Berita Angin Segar Demokrasi dari DPR

by


Jakarta, Pahami.id

Baleg Anggota DPR dari Fraksi Partai Gerindra Habiburokhman mengatakan pihaknya setuju dengan Rancangan Undang-Undang (RUU) Pilkada yang dibahas hari ini. Habib menilai DPR membawa angin segar bagi demokrasi.

“Keputusan hari ini ibarat angin segar demokrasi yang bertiup dari Gedung DPR. Proses penyusunan hingga pengesahan berlangsung sesuai prinsip demokrasi, mendengarkan semua pihak yang berkepentingan,” kata Habib dalam rapat pengambilan keputusan di Kompleks Parlemen, Senayan. , Jakarta, Rabu (21/8) ).

Habib menuding ada partai yang melanggar kewenangan DPR untuk membuat undang-undang, padahal partai tersebut tidak punya hak untuk membuat undang-undang. Ia mengklaim DPR menyelamatkan hak masyarakat dengan merevisi UU Pilkada Provinsi


“Kita menyelamatkan hak konstitusional masyarakat yang dibebani di pundak kita untuk membuat undang-undang sebagaimana dimaksud dalam Pasal 20 UUD 1945 dari perampokan yang dilakukan pihak lain, pihak-pihak lain tersebut sebenarnya tidak mempunyai hak untuk membuat undang-undang. mengambil peran pihak yang berhak membuat undang-undang,” ujarnya.

Habib mengatakan, revisi UU Pilkada mengakomodir hak partai politik yang tidak memiliki kursi DPRD.

Selain itu, revisi UU Pilkada Provinsi juga memulihkan kerusakan akibat gejolak politik yang terjadi beberapa hari terakhir.

Akibat dari adanya perbandingan buta antara partai peraih kursi dengan partai yang tidak meraih kursi di DPRD, ujarnya.

DPR mempercepat pembahasan revisi UU Pilkada setelah Mahkamah Konstitusi (MK) mengeluarkan putusan nomor 60/PUU-XXII/2024 dan 70/PUU-XXII/2024.

Meski begitu, DPR tidak menerima seluruh keputusan MK. Misalnya saja soal batasan usia minimal calon gubernur dan wakil gubernur pada pasal 7.

Baleg memilih mengambil putusan Mahkamah Agung (MA) ketimbang MK. Dengan demikian, batasan usia calon gubernur ditentukan pada saat calon terpilih dilantik.

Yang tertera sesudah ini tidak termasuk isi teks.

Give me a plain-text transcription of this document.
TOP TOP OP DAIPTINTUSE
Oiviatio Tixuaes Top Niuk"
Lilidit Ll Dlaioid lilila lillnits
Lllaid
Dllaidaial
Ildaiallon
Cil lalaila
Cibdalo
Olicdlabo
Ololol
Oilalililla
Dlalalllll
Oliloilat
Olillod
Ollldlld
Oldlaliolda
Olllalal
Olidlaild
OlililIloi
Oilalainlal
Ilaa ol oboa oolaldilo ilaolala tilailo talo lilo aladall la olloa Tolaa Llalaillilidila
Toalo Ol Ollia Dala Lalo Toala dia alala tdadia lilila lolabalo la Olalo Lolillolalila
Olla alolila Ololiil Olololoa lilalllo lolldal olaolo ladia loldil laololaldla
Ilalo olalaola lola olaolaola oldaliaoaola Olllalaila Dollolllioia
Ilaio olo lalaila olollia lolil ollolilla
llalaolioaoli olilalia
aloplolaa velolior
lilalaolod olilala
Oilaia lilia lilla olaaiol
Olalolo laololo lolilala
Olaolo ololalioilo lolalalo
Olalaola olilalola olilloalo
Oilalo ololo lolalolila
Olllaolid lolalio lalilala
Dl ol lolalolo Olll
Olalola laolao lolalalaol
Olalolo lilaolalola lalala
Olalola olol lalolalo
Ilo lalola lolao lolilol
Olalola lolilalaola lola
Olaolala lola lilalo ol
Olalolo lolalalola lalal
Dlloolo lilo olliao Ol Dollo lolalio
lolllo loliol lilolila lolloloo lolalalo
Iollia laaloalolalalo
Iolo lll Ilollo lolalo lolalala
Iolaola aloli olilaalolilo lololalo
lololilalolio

Kemudian DPR juga menyetujui perubahan syarat ambang batas pencalonan Pilkada dari jalur partai menjadi hanya berlaku bagi partai yang tidak memiliki kursi di DPRD.

Partai yang mempunyai kursi di DPRD tetap harus memenuhi syarat 20 persen kursi DPRD atau 25 persen suara pada pemilu sebelumnya.

Sebelumnya, Mahkamah Konstitusi mengeluarkan putusan nomor 60/PUU-XXII/2024 yang mengubah ambang batas pencalonan bupati. Keputusan ini mengubah ketentuan dalam pasal 40 ayat (1) UU Pemilukada.

Sebuah partai atau gabungan partai politik tidak perlu lagi mengumpulkan 20 persen kursi DPRD atau 25 persen suara sah untuk mencalonkan bupati dan wakil bupati.

Ambang batas pencalonan calon berkisar 6,5 persen hingga 10 persen, tergantung jumlah daftar pemilih tetap (DPT) di daerah tersebut.

Kemudian pada putusan nomor 70/PUU-XXII/2024, Mahkamah Konstitusi mewajibkan usia calon gubernur dan wakil gubernur minimal 30 tahun terhitung sejak calon bupati dilantik.

Keputusan MK ini berbeda dengan keputusan Mahkamah Agung (MA) beberapa waktu lalu yang menginginkan syarat minimal usia diperhitungkan pada saat pelantikan.